Theppitak Karoonboonyanan committed a patch related to this issue. It has been pushed to "master": https://git.libreoffice.org/core/commit/76c96ca7c9a6e0d847ec5dc186c6e47ab6061f5f tdf#158454 Add Thai Autocorrect Support, coding part It will be available in 25.2.0. The patch should be included in the daily builds available at https://dev-builds.libreoffice.org/daily/ in the next 24-48 hours. More information about daily builds can be found at: https://wiki.documentfoundation.org/Testing_Daily_Builds Affected users are encouraged to test the fix and report feedback.
Hello Theppitak Karoonboonyanan, I believe the outstanding work for this bug has been completed. If you agree, please mark this bug fixed. Thanks!
(In reply to Jonathan Clark from comment #5) > I believe the outstanding work for this bug has been completed. If you > agree, please mark this bug fixed. Yes. Thanks for the reminder! I'm closing it.
There are certain words in the Marathi language where multiple autocorrect rules can be applied. The patch is functioning exceptionally well. Thank you for this outstanding contribution. Version: 25.2.0.0.alpha0+ (X86_64) / LibreOffice Community Build ID: 0fb23379e63071ec155cb6683c19212859e399b5 CPU threads: 1; OS: Windows 10 X86_64 (10.0 build 14393); UI render: Skia/Raster; VCL: win Locale: en-US (en_US); UI: en-US Calc: threaded
(In reply to Shantanu from comment #7) > There are certain words in the Marathi language where multiple autocorrect > rules can be applied. The patch is functioning exceptionally well. Thank you > for this outstanding contribution. Thank you for the feedback. I'm pleased to learn that.

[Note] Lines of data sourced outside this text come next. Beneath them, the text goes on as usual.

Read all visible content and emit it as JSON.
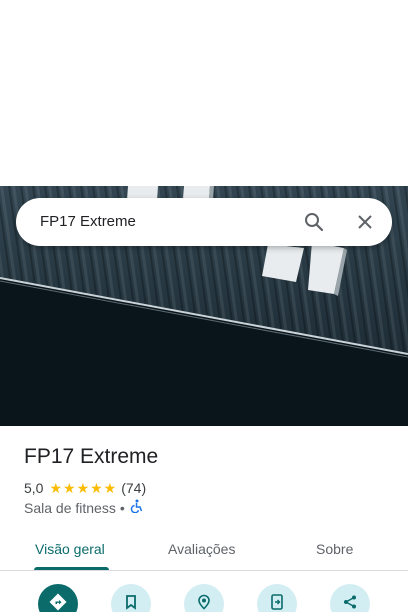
{
  "search": {
    "query": "FP17 Extreme"
  },
  "place": {
    "name": "FP17 Extreme",
    "rating_value": "5,0",
    "stars": "★★★★★",
    "review_count": "(74)",
    "category": "Sala de fitness",
    "separator": "•",
    "accessibility_icon": "wheelchair-icon"
  },
  "tabs": [
    {
      "label": "Visão geral",
      "active": true
    },
    {
      "label": "Avaliações",
      "active": false
    },
    {
      "label": "Sobre",
      "active": false
    }
  ],
  "actions": [
    {
      "icon": "directions-icon"
    },
    {
      "icon": "bookmark-icon"
    },
    {
      "icon": "nearby-pin-icon"
    },
    {
      "icon": "send-to-phone-icon"
    },
    {
      "icon": "share-icon"
    }
  ],
  "colors": {
    "accent": "#0b6b6b",
    "action_bg": "#d3eef2",
    "star": "#fbbc04",
    "accessibility": "#1a73e8"
  }
}
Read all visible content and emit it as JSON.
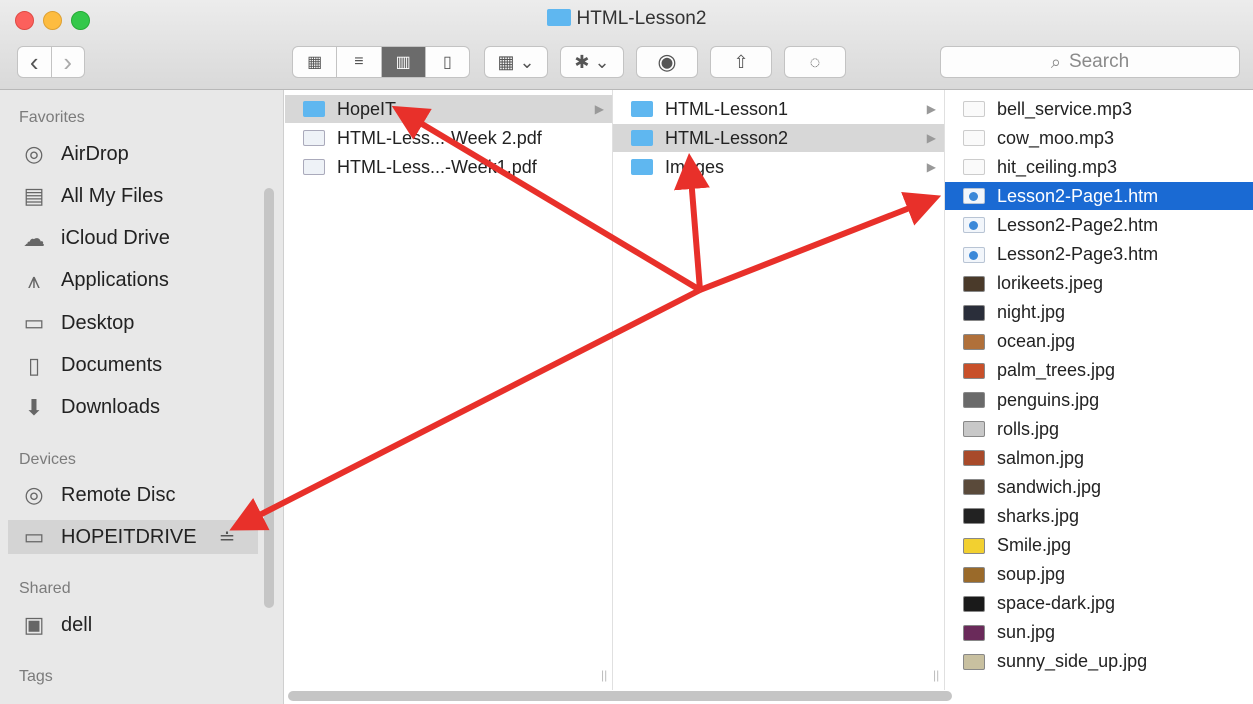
{
  "window": {
    "title": "HTML-Lesson2"
  },
  "toolbar": {
    "back": "‹",
    "forward": "›",
    "view_icon": "▦",
    "view_list": "≡",
    "view_columns": "▥",
    "view_cover": "▯",
    "arrange": "▦ ⌄",
    "action": "✱ ⌄",
    "quicklook": "◉",
    "share": "⇧",
    "tag": "◌",
    "search_placeholder": "Search"
  },
  "sidebar": {
    "favorites_header": "Favorites",
    "favorites": [
      {
        "label": "AirDrop",
        "icon": "◎"
      },
      {
        "label": "All My Files",
        "icon": "▤"
      },
      {
        "label": "iCloud Drive",
        "icon": "☁"
      },
      {
        "label": "Applications",
        "icon": "⩚"
      },
      {
        "label": "Desktop",
        "icon": "▭"
      },
      {
        "label": "Documents",
        "icon": "▯"
      },
      {
        "label": "Downloads",
        "icon": "⬇"
      }
    ],
    "devices_header": "Devices",
    "devices": [
      {
        "label": "Remote Disc",
        "icon": "◎"
      },
      {
        "label": "HOPEITDRIVE",
        "icon": "▭",
        "eject": "≐"
      }
    ],
    "shared_header": "Shared",
    "shared": [
      {
        "label": "dell",
        "icon": "▣"
      }
    ],
    "tags_header": "Tags"
  },
  "columns": {
    "col1": [
      {
        "label": "HopeIT",
        "type": "folder",
        "arrow": "▶"
      },
      {
        "label": "HTML-Less...-Week 2.pdf",
        "type": "pdf"
      },
      {
        "label": "HTML-Less...-Week1.pdf",
        "type": "pdf"
      }
    ],
    "col2": [
      {
        "label": "HTML-Lesson1",
        "type": "folder",
        "arrow": "▶"
      },
      {
        "label": "HTML-Lesson2",
        "type": "folder",
        "arrow": "▶"
      },
      {
        "label": "Images",
        "type": "folder",
        "arrow": "▶"
      }
    ],
    "col3": [
      {
        "label": "bell_service.mp3",
        "type": "audio"
      },
      {
        "label": "cow_moo.mp3",
        "type": "audio"
      },
      {
        "label": "hit_ceiling.mp3",
        "type": "audio"
      },
      {
        "label": "Lesson2-Page1.htm",
        "type": "htm"
      },
      {
        "label": "Lesson2-Page2.htm",
        "type": "htm"
      },
      {
        "label": "Lesson2-Page3.htm",
        "type": "htm"
      },
      {
        "label": "lorikeets.jpeg",
        "type": "img",
        "color": "#4a3a2a"
      },
      {
        "label": "night.jpg",
        "type": "img",
        "color": "#2a2e3a"
      },
      {
        "label": "ocean.jpg",
        "type": "img",
        "color": "#b0703a"
      },
      {
        "label": "palm_trees.jpg",
        "type": "img",
        "color": "#c8502a"
      },
      {
        "label": "penguins.jpg",
        "type": "img",
        "color": "#6a6a6a"
      },
      {
        "label": "rolls.jpg",
        "type": "img",
        "color": "#c8c8c8"
      },
      {
        "label": "salmon.jpg",
        "type": "img",
        "color": "#a84a2a"
      },
      {
        "label": "sandwich.jpg",
        "type": "img",
        "color": "#5a4a3a"
      },
      {
        "label": "sharks.jpg",
        "type": "img",
        "color": "#222222"
      },
      {
        "label": "Smile.jpg",
        "type": "img",
        "color": "#f2d030"
      },
      {
        "label": "soup.jpg",
        "type": "img",
        "color": "#9a6a2a"
      },
      {
        "label": "space-dark.jpg",
        "type": "img",
        "color": "#1a1a1a"
      },
      {
        "label": "sun.jpg",
        "type": "img",
        "color": "#6a2a5a"
      },
      {
        "label": "sunny_side_up.jpg",
        "type": "img",
        "color": "#c8c0a0"
      }
    ]
  },
  "colors": {
    "selection": "#1a6ad3",
    "annotation_arrow": "#e8302a",
    "folder": "#5fb7f0"
  }
}
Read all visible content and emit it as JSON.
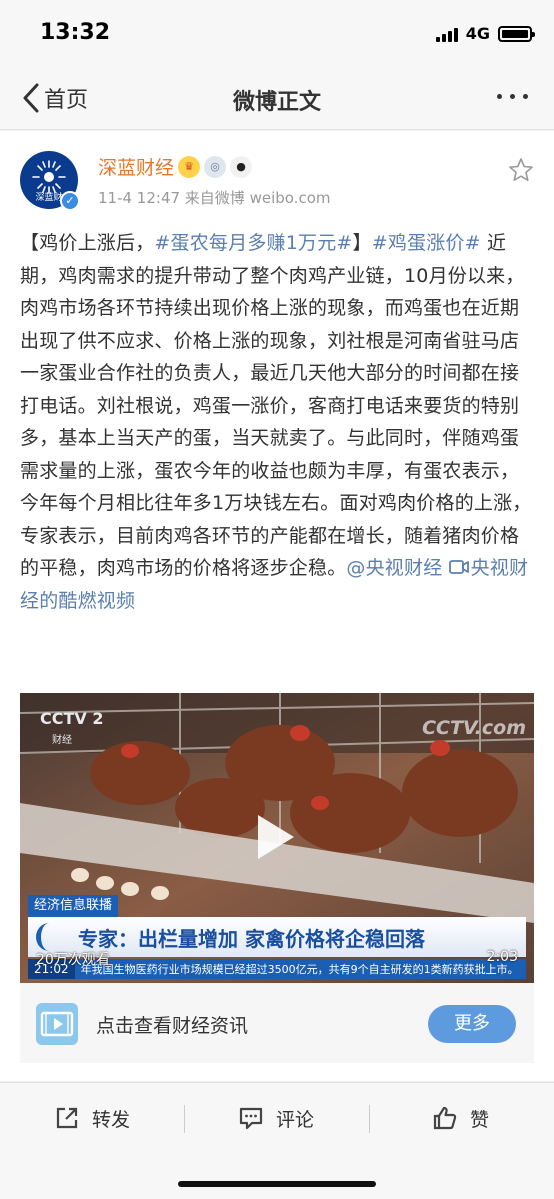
{
  "status_bar": {
    "time": "13:32",
    "network": "4G"
  },
  "nav": {
    "back_label": "首页",
    "title": "微博正文"
  },
  "post": {
    "author": {
      "name": "深蓝财经",
      "avatar_text": "深蓝财",
      "badges": [
        "crown-badge",
        "medal-badge",
        "panda-badge"
      ]
    },
    "meta": "11-4 12:47  来自微博 weibo.com",
    "text_parts": [
      {
        "type": "text",
        "value": "【鸡价上涨后，"
      },
      {
        "type": "topic",
        "value": "#蛋农每月多赚1万元#"
      },
      {
        "type": "text",
        "value": "】"
      },
      {
        "type": "topic",
        "value": "#鸡蛋涨价#"
      },
      {
        "type": "text",
        "value": " 近期，鸡肉需求的提升带动了整个肉鸡产业链，10月份以来，肉鸡市场各环节持续出现价格上涨的现象，而鸡蛋也在近期出现了供不应求、价格上涨的现象，刘社根是河南省驻马店一家蛋业合作社的负责人，最近几天他大部分的时间都在接打电话。刘社根说，鸡蛋一涨价，客商打电话来要货的特别多，基本上当天产的蛋，当天就卖了。与此同时，伴随鸡蛋需求量的上涨，蛋农今年的收益也颇为丰厚，有蛋农表示，今年每个月相比往年多1万块钱左右。面对鸡肉价格的上涨，专家表示，目前肉鸡各环节的产能都在增长，随着猪肉价格的平稳，肉鸡市场的价格将逐步企稳。"
      },
      {
        "type": "mention",
        "value": "@央视财经"
      },
      {
        "type": "text",
        "value": " "
      },
      {
        "type": "link",
        "value": "央视财经的酷燃视频"
      }
    ]
  },
  "video": {
    "logo_left": "CCTV 2",
    "logo_sub": "财经",
    "logo_right": "CCTV.com",
    "news_tag": "经济信息联播",
    "headline": "专家：出栏量增加 家禽价格将企稳回落",
    "ticker_time": "21:02",
    "ticker_text": "年我国生物医药行业市场规模已经超过3500亿元，共有9个自主研发的1类新药获批上市。",
    "view_count": "20万次观看",
    "duration": "2:03"
  },
  "promo": {
    "label": "点击查看财经资讯",
    "button": "更多"
  },
  "actions": {
    "repost": "转发",
    "comment": "评论",
    "like": "赞"
  },
  "colors": {
    "author": "#e8772a",
    "link": "#5b7fb0",
    "button": "#5e9bde"
  }
}
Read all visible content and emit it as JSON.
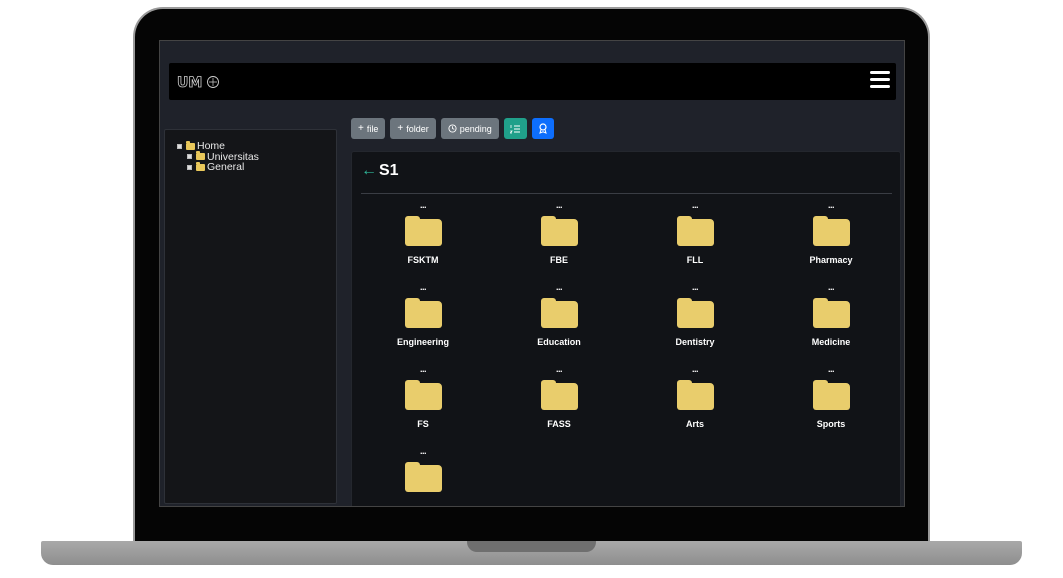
{
  "app": {
    "brand": "UM"
  },
  "tree": {
    "root": "Home",
    "children": [
      "Universitas",
      "General"
    ]
  },
  "toolbar": {
    "file_label": "file",
    "folder_label": "folder",
    "pending_label": "pending"
  },
  "panel": {
    "back_arrow": "←",
    "title": "S1",
    "more": "...",
    "folders": [
      "FSKTM",
      "FBE",
      "FLL",
      "Pharmacy",
      "Engineering",
      "Education",
      "Dentistry",
      "Medicine",
      "FS",
      "FASS",
      "Arts",
      "Sports",
      ""
    ]
  },
  "colors": {
    "folder": "#e9cd6c",
    "accent_teal": "#20a08a",
    "accent_blue": "#0d6efd",
    "button_gray": "#6c757d"
  }
}
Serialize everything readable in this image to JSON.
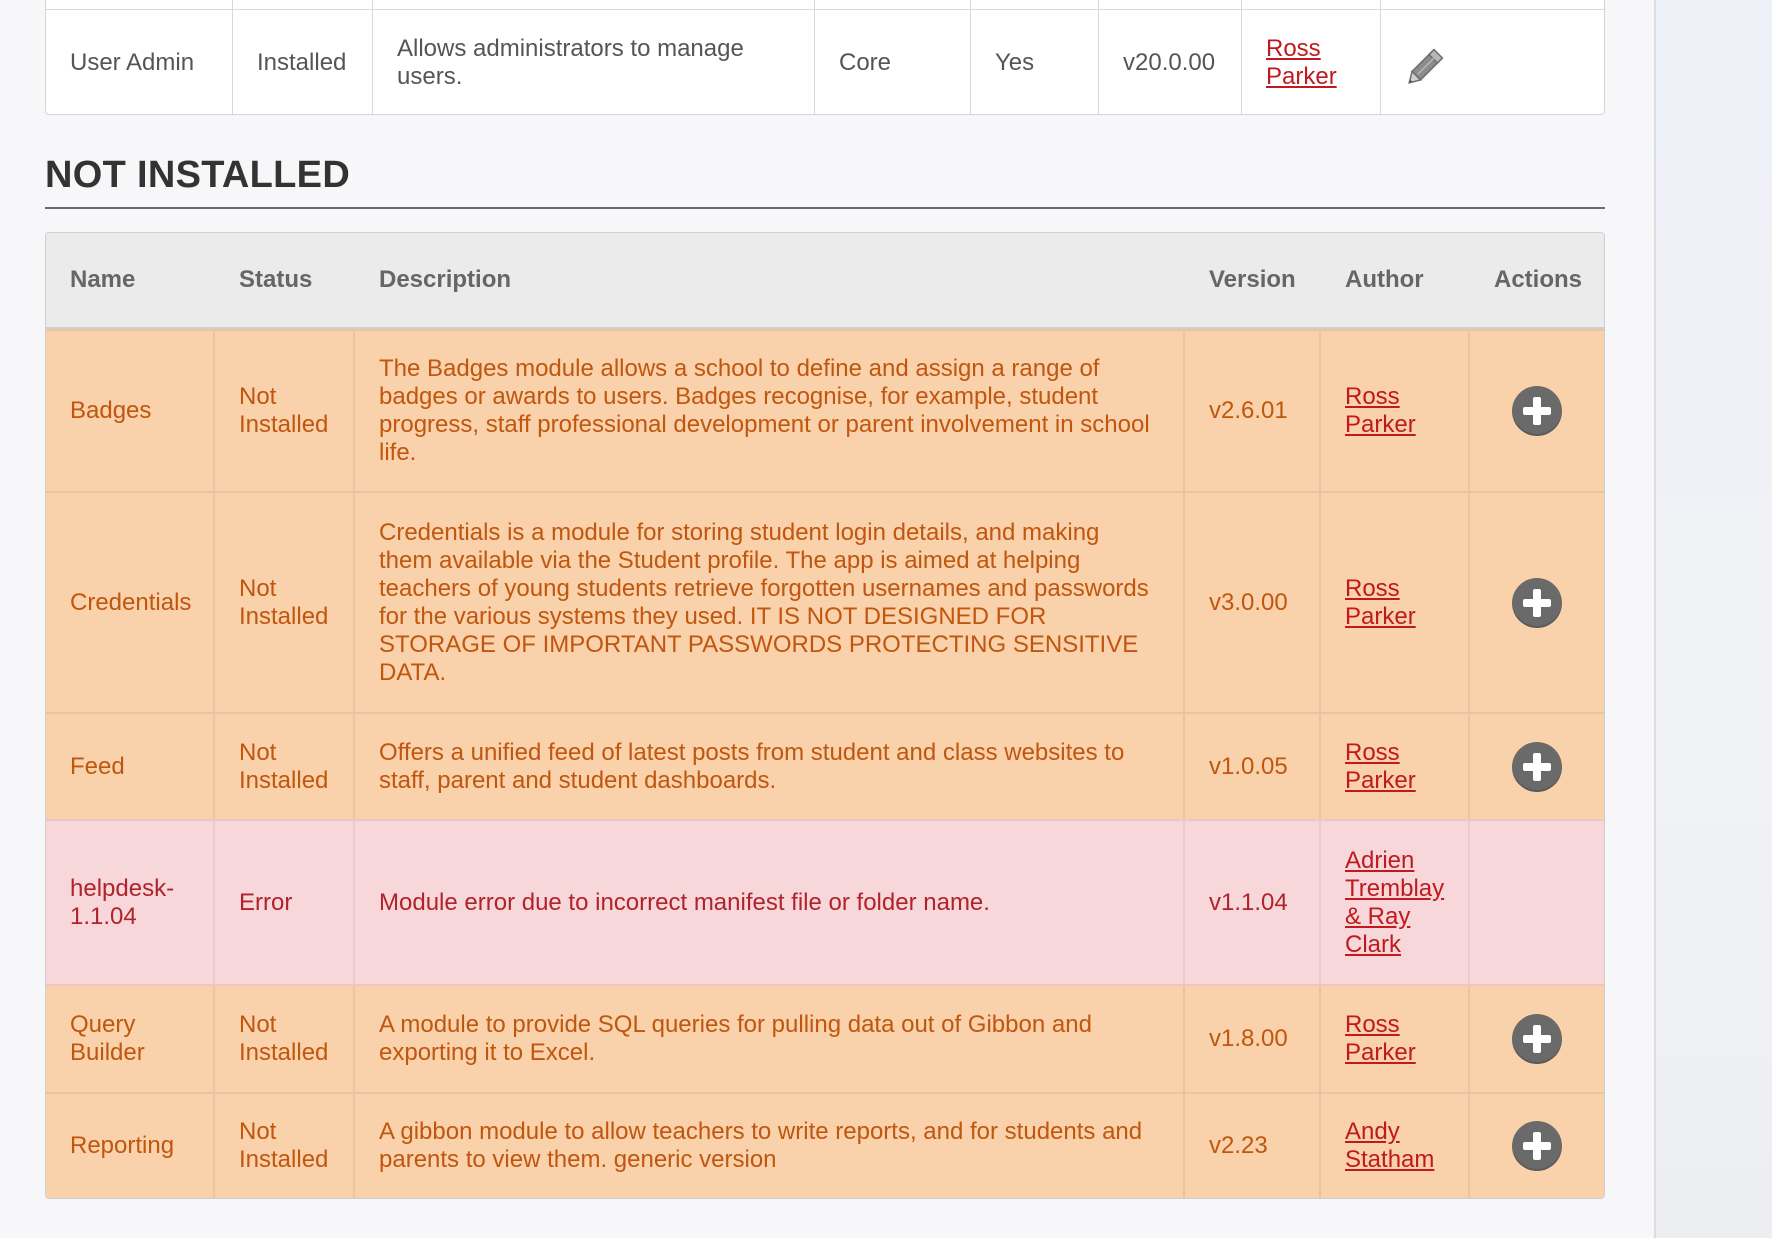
{
  "installed_row": {
    "name": "User Admin",
    "status": "Installed",
    "description": "Allows administrators to manage users.",
    "type": "Core",
    "active": "Yes",
    "version": "v20.0.00",
    "author": "Ross Parker",
    "action_icon": "pencil-icon"
  },
  "section_title": "NOT INSTALLED",
  "table": {
    "headers": {
      "name": "Name",
      "status": "Status",
      "description": "Description",
      "version": "Version",
      "author": "Author",
      "actions": "Actions"
    },
    "rows": [
      {
        "name": "Badges",
        "status": "Not Installed",
        "description": "The Badges module allows a school to define and assign a range of badges or awards to users. Badges recognise, for example, student progress, staff professional development or parent involvement in school life.",
        "version": "v2.6.01",
        "author": "Ross Parker",
        "state": "warning",
        "action_icon": "plus-circle-icon"
      },
      {
        "name": "Credentials",
        "status": "Not Installed",
        "description": "Credentials is a module for storing student login details, and making them available via the Student profile. The app is aimed at helping teachers of young students retrieve forgotten usernames and passwords for the various systems they used. IT IS NOT DESIGNED FOR STORAGE OF IMPORTANT PASSWORDS PROTECTING SENSITIVE DATA.",
        "version": "v3.0.00",
        "author": "Ross Parker",
        "state": "warning",
        "action_icon": "plus-circle-icon"
      },
      {
        "name": "Feed",
        "status": "Not Installed",
        "description": "Offers a unified feed of latest posts from student and class websites to staff, parent and student dashboards.",
        "version": "v1.0.05",
        "author": "Ross Parker",
        "state": "warning",
        "action_icon": "plus-circle-icon"
      },
      {
        "name": "helpdesk-1.1.04",
        "status": "Error",
        "description": "Module error due to incorrect manifest file or folder name.",
        "version": "v1.1.04",
        "author": "Adrien Tremblay & Ray Clark",
        "state": "error",
        "action_icon": ""
      },
      {
        "name": "Query Builder",
        "status": "Not Installed",
        "description": "A module to provide SQL queries for pulling data out of Gibbon and exporting it to Excel.",
        "version": "v1.8.00",
        "author": "Ross Parker",
        "state": "warning",
        "action_icon": "plus-circle-icon"
      },
      {
        "name": "Reporting",
        "status": "Not Installed",
        "description": "A gibbon module to allow teachers to write reports, and for students and parents to view them. generic version",
        "version": "v2.23",
        "author": "Andy Statham",
        "state": "warning",
        "action_icon": "plus-circle-icon"
      }
    ]
  },
  "colors": {
    "warning_bg": "#f9d1aa",
    "warning_text": "#c1560f",
    "error_bg": "#f8d7da",
    "error_text": "#b0232a",
    "link": "#c0191e"
  }
}
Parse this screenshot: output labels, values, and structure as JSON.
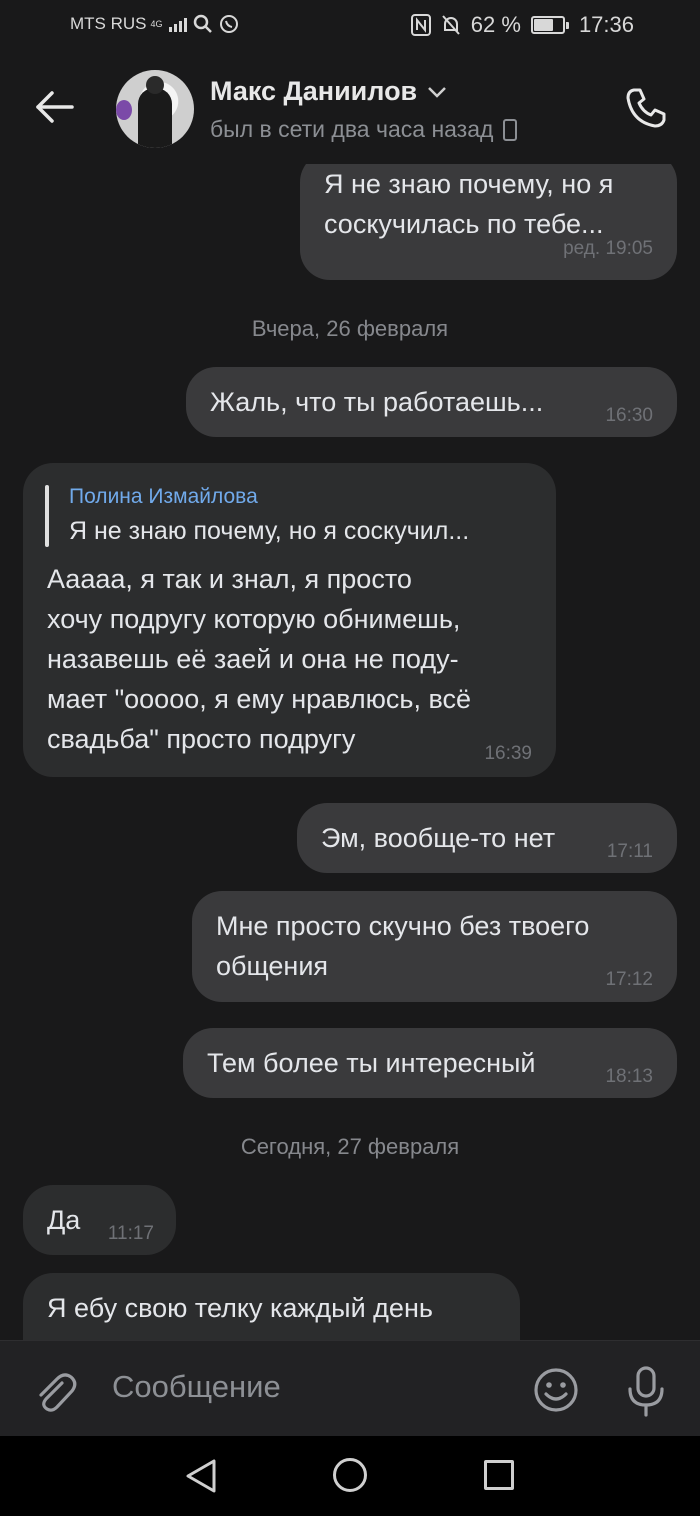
{
  "status": {
    "carrier": "MTS RUS",
    "network": "4G",
    "battery": "62 %",
    "battery_level": 0.62,
    "time": "17:36"
  },
  "header": {
    "name": "Макс Даниилов",
    "status": "был в сети два часа назад"
  },
  "dates": {
    "yesterday": "Вчера, 26 февраля",
    "today": "Сегодня, 27 февраля"
  },
  "messages": [
    {
      "dir": "out",
      "text": "Я не знаю почему, но я\nсоскучилась по тебе...",
      "time": "ред. 19:05"
    },
    {
      "dir": "out",
      "text": "Жаль, что ты работаешь...",
      "time": "16:30"
    },
    {
      "dir": "in",
      "reply_name": "Полина Измайлова",
      "reply_text": "Я не знаю почему, но я соскучил...",
      "text": "Ааааа, я так и знал, я просто\nхочу подругу которую обнимешь,\nназавешь её заей и она не поду-\nмает \"ооооо, я ему нравлюсь, всё\nсвадьба\" просто подругу",
      "time": "16:39"
    },
    {
      "dir": "out",
      "text": "Эм, вообще-то нет",
      "time": "17:11"
    },
    {
      "dir": "out",
      "text": "Мне просто скучно без твоего\nобщения",
      "time": "17:12"
    },
    {
      "dir": "out",
      "text": "Тем более ты интересный",
      "time": "18:13"
    },
    {
      "dir": "in",
      "text": "Да",
      "time": "11:17"
    },
    {
      "dir": "in",
      "text": "Я ебу свою телку каждый день",
      "time": ""
    }
  ],
  "composer": {
    "placeholder": "Сообщение"
  },
  "icons": {
    "back": "arrow-left-icon",
    "call": "phone-icon",
    "attach": "paperclip-icon",
    "emoji": "smile-icon",
    "voice": "microphone-icon"
  }
}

For users of an older version of LibreOffice who wish to apply more than one autocorrect rule, simply use Tools - Autocorrect - Apply two or three times consecutively. Most users apply autocorrect only once, as they are likely unaware of this issue. However, while typing, only a single rule will be applied because, as noted in the initial post, "The current implementation stops immediately when the first pattern is matched." I appreciate this important enhancement to the autocorrect functionality.